A Choose-Your-Own-Adventure type of program

Jasmine Star, an instructor in the BackTo.Biz program. (Photo by JD De La Torre)

Brancaccio: Now, Jasmine, it’s too bad he couldn’t take a crash course, right? But that’s the work that you help do with this BackTo.Biz program.

Star: Absolutely. And I’m honored to be one of a litany of amazing instructors giving back to business owners to ensure that they’re thriving and succeeding. And one thing that Efrem had noted, is I believe that he is a perfect case study in displaying what had happened in the small business world is that the strides that had happened in one year due to the pandemic, people were forecasting it was going to take 10 years, it was going to take a decade to make that type of progress in e-commerce. And Efrem, on the back of learning and quickly innovating and pivoting, he now has a revenue stream that can scale once everything does go back to pre-pandemic levels of coffee consumption and customers coming into the door. And so what we do see now is that he has innovated, he has learned with a very sharp learning curve. And he had to do that mostly on his own, with many thanks to his amazing cousin. Now, with the BackTo.Biz, there are so many different options for small businesses to go in and learn what they want to learn. So think of it as like a Nancy Drew or like a Hardy Boys series on Choose-Your-Own-Adventure on what you need in your business at this point in time.

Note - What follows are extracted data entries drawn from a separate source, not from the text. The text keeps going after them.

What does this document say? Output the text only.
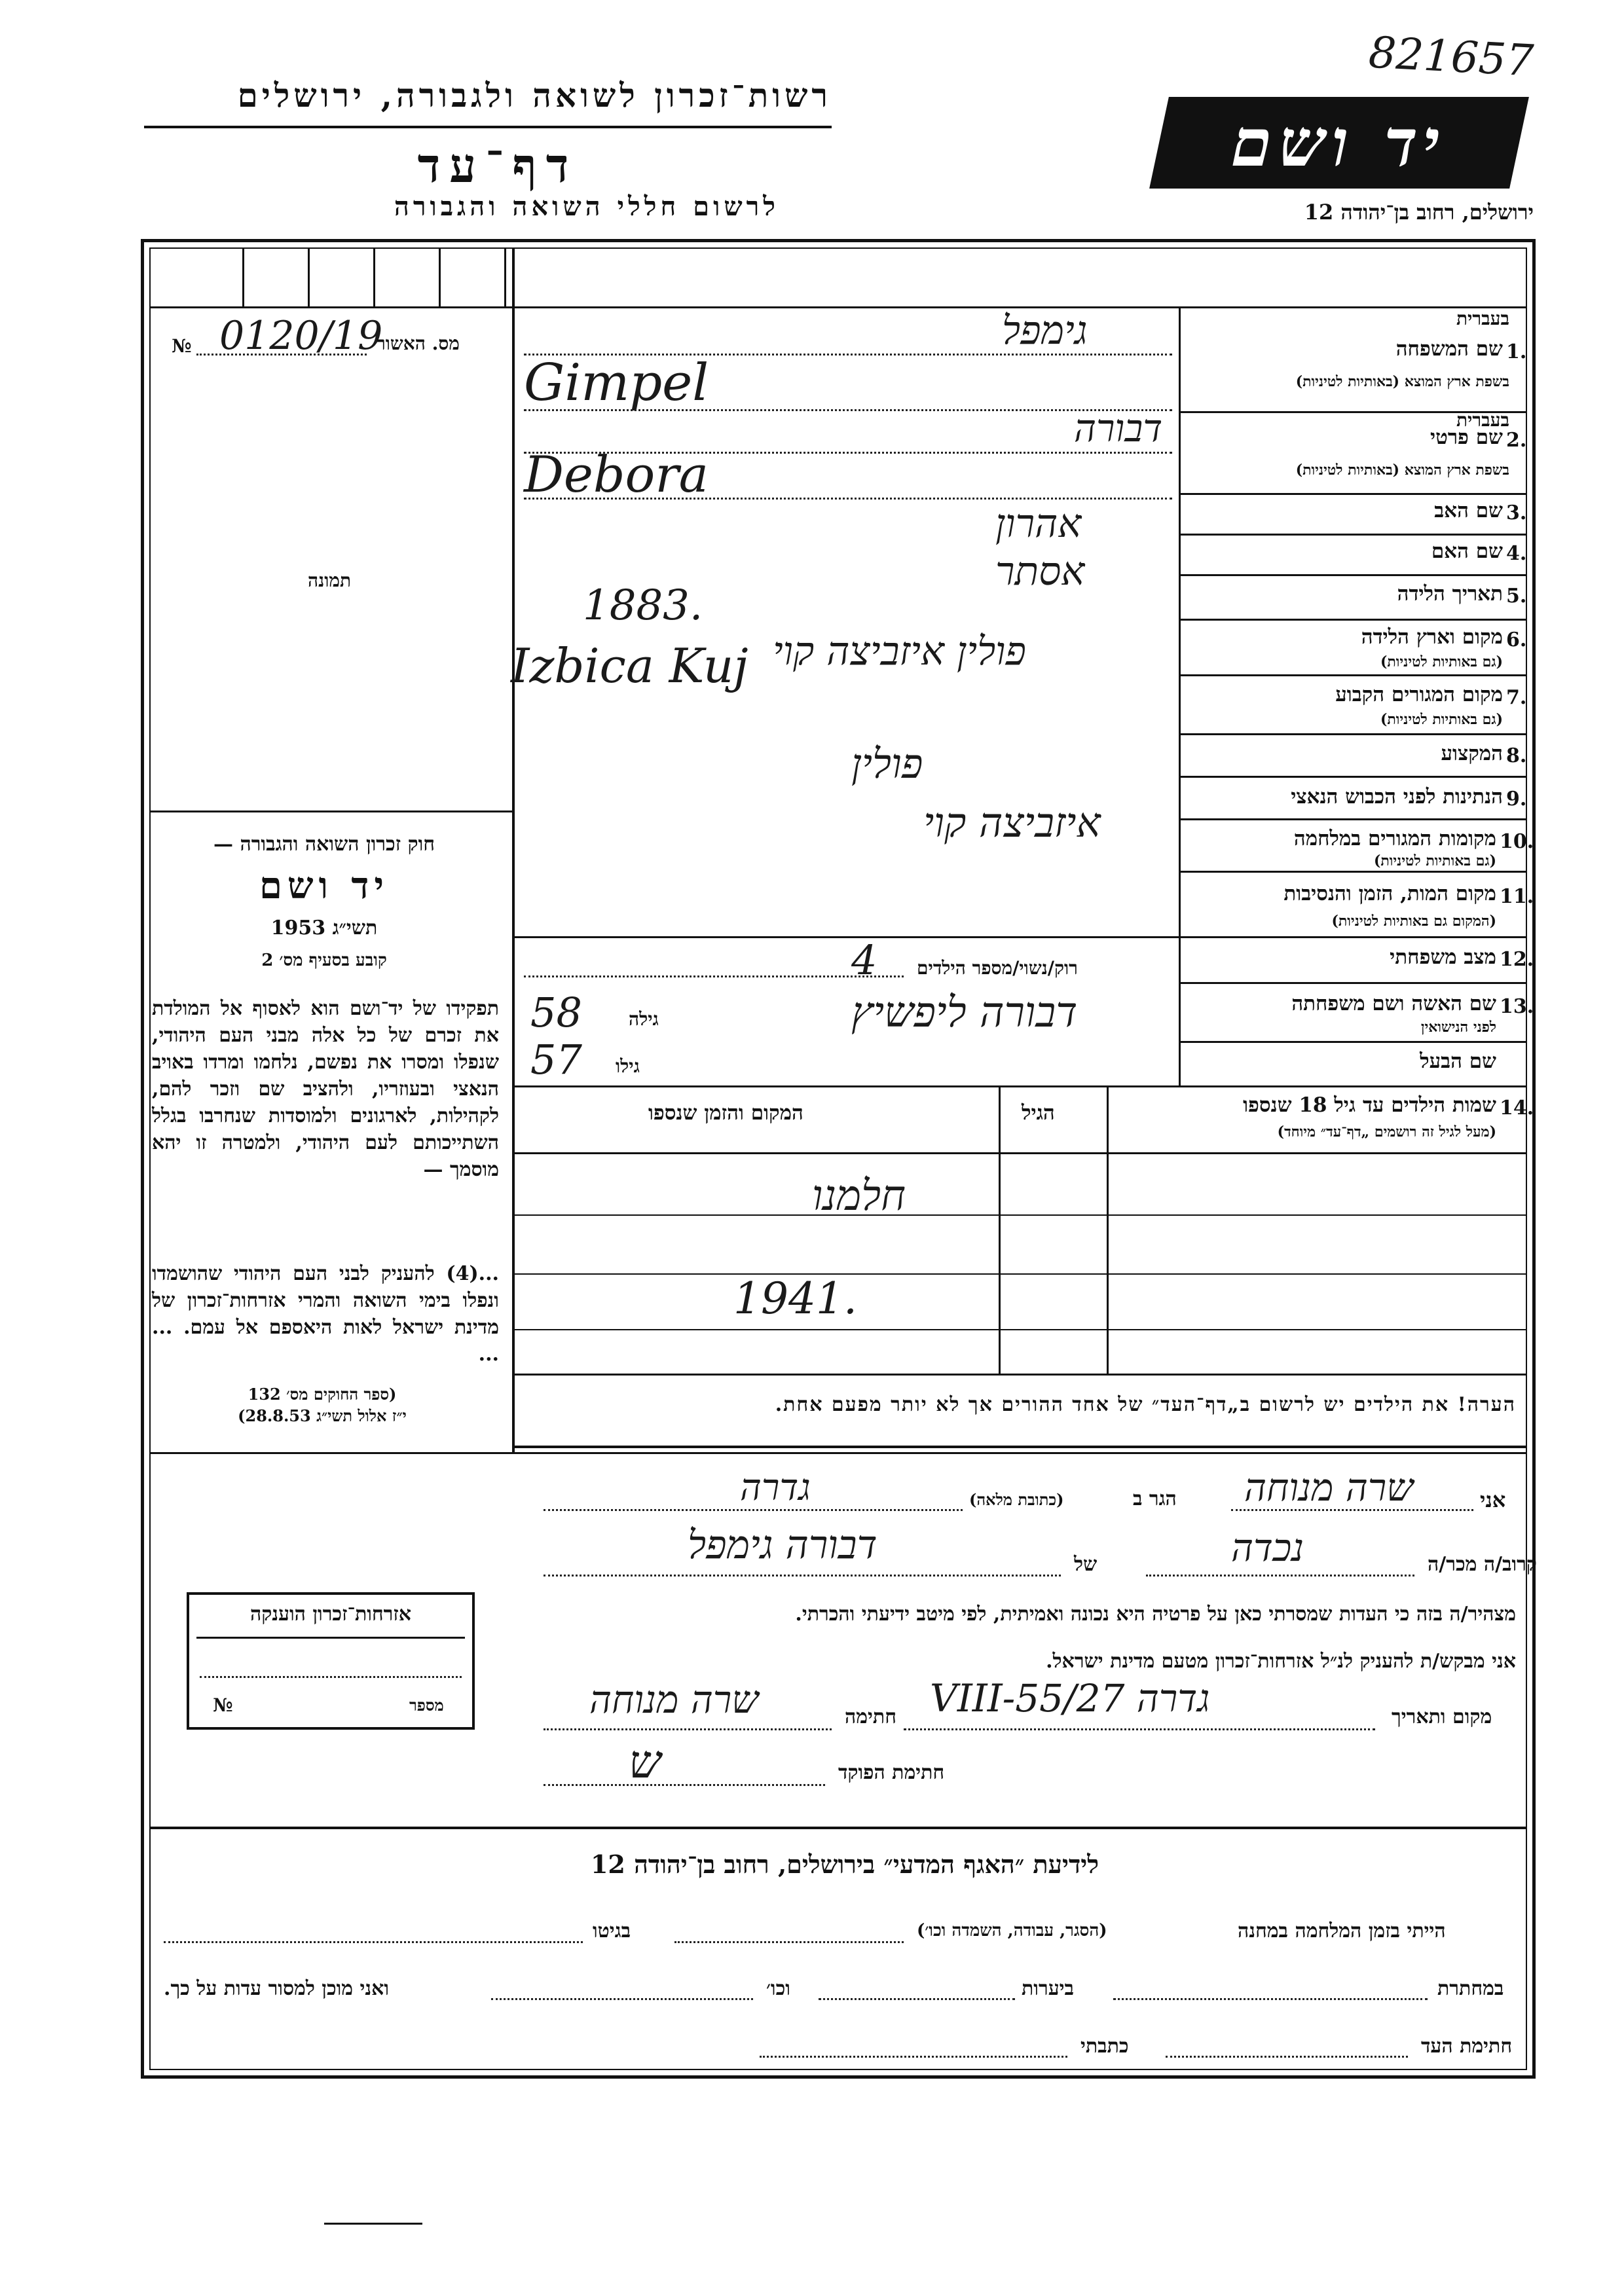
821657
רשות־זכרון לשואה ולגבורה, ירושלים
דף־עד
לרשום חללי השואה והגבורה
יד ושם
ירושלים, רחוב בן־יהודה 12
№ 0120/19
מס. האשור
תמונה
חוק זכרון השואה והגבורה —
יד ושם
תשי״ג 1953
קובע בסעיף מס׳ 2
תפקידו של יד־ושם הוא לאסוף אל המולדת את זכרם של כל אלה מבני העם היהודי, שנפלו ומסרו את נפשם, נלחמו ומרדו באויב הנאצי ובעוזריו, ולהציב שם וזכר להם, לקהילות, לארגונים ולמוסדות שנחרבו בגלל השתייכותם לעם היהודי, ולמטרה זו יהא מוסמך —
...(4) להעניק לבני העם היהודי שהושמדו ונפלו בימי השואה והמרי אזרחות־זכרון של מדינת ישראל לאות היאספם אל עמם. ... ...
(ספר החוקים מס׳ 132
י״ז אלול תשי״ג 28.8.53)
אזרחות־זכרון הוענקה
מספר
№
בעברית
1.
שם המשפחה
בשפת ארץ המוצא (באותיות לטיניות)
בעברית
2.
שם פרטי
בשפת ארץ המוצא (באותיות לטיניות)
3.
שם האב
4.
שם האם
5.
תאריך הלידה
6.
מקום וארץ הלידה
(גם באותיות לטיניות)
7.
מקום המגורים הקבוע
(גם באותיות לטיניות)
8.
המקצוע
9.
הנתינות לפני הכבוש הנאצי
10.
מקומות המגורים במלחמה
(גם באותיות לטיניות)
11.
מקום המות, הזמן והנסיבות
(המקום גם באותיות לטיניות)
12.
מצב משפחתי
13.
שם האשה ושם משפחתה
לפני הנישואין
שם הבעל
גימפל
Gimpel
דבורה
Debora
אהרון
אסתר
1883.
פולין איזביצה קוי
Izbica Kuj
פולין
איזביצה קוי
רוק/נשוי/מספר הילדים
4
דבורה ליפשיץ
גילה
58
גילו
57
14.
שמות הילדים עד גיל 18 שנספו
(מעל לגיל זה רושמים „דף־עד״ מיוחד)
הגיל
המקום והזמן שנספו
חלמנו
1941.
הערה! את הילדים יש לרשום ב„דף־העד״ של אחד ההורים אך לא יותר מפעם אחת.
אני
שרה מנוחה
הגר ב
(כתובת מלאה)
גדרה
קרוב/ה מכר/ה
נכדה
של
דבורה גימפל
מצהיר/ה בזה כי העדות שמסרתי כאן על פרטיה היא נכונה ואמיתית, לפי מיטב ידיעתי והכרתי.
אני מבקש/ת להעניק לנ״ל אזרחות־זכרון מטעם מדינת ישראל.
מקום ותאריך
גדרה 27/VIII-55
חתימה
שרה מנוחה
חתימת הפוקד
ש
לידיעת ״האגף המדעי״ בירושלים, רחוב בן־יהודה 12
הייתי בזמן המלחמה במחנה
(הסגר, עבודה, השמדה וכו׳)
בגיטו
במחתרת
ביערות
וכו׳
ואני מוכן למסור עדות על כך.
חתימת העד
כתבתי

But supply chain challenges persist

Brancaccio: And Efrem, before we go, you still getting the beans from Africa? The supplies are okay, during this time of pandemic distortions of supply chains?

Fesaha: Supply chain — yeah, I mean, we’re gonna continue to source only from Africa. I mean, the coffees there are incredible. But there are still challenges, logistically. You know, there was definitely a supply and demand, there was a shortage and a surplus in certain places for containers. The movement of those containers and ship vessels and then arriving at ports and lack of personnel at ports, so those impacts are still real. And then there was also truly, even during COVID, in which business was business as usual, but then all of a sudden, it came to a screeching halt. And those producers back in Kenya, in Ethiopia and such, were left with their crops in their hands, which also produced a lot of challenges as well for them. They are, you know, in the supply chain, the most impacted because it’s their crop, really. We’re fortunate enough to receive their crop but, you know, it really impacted them once things came to a halt. But things are starting to improve now and hopefully, they just continue to move in a better way as time continues on.